Tak się jeździ z tintem

Kupując swoją siódemkę nie sądziłem, że wkrótce będę musiał pożegnać się z przyciemnianymi przednimi szybami. Chociaż zastosowano tam sitodruk, miałem nadzieję, że wszystko będzie dobrze, ale przy pierwszej kontroli technicznej musiałem trochę powalczyć z policją drogową, ale mimo to udało mi się przejść MOT bez żadnych łapówek i usuwania filmu.

Mimo to zdecydowałem się usunąć czarny film, ale wszystko okazało się nie takie proste, ponieważ fabrycznego sitodruku nie można usunąć żadnymi urządzeniami, a także suszarką do włosów. Musiałem więc tak jechać. Ale ostatnio pojechałem z wizytą do innego miasta i policja drogowa zatrzymała mnie na poczcie i tutaj też byłem zachwycony. Wygląda na dobry, tylko ostrzegł, że ktoś inny może wypożyczyć numery i wysłać samochód na komisariat. Wypuścił mnie bez protokołu i nawet nie wspomniał o łapówce.
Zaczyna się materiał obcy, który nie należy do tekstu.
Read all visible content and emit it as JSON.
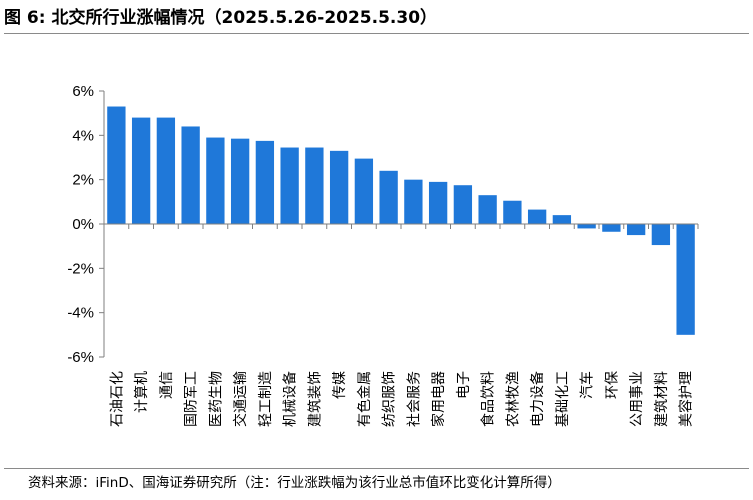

Potem zdecydowałem się jeszcze znaleźć szkło i umieścić to, co zwykle, bez barwienia. Na starym rozbiórce znalazłem dwie przednie szyby i po kilku godzinach ciężkiej pracy udało mi się wszystko poskładać, teraz można spokojnie jechać i nie obawiać się, że na drodze będą problemy z organami ścigania.

Procedura wymiany nie jest zbyt przyjemna, konieczne było zdjęcie tapicerki drzwi i usunięcie starej szyby z zacisków, a na zimno ten biznes nie sprawia wiele przyjemności. W kolejnych postach postaram się napisać jak to wszystko zrobiłem i wrzucić zdjęcia moich prac, myślę że ta informacja przyda się wielu.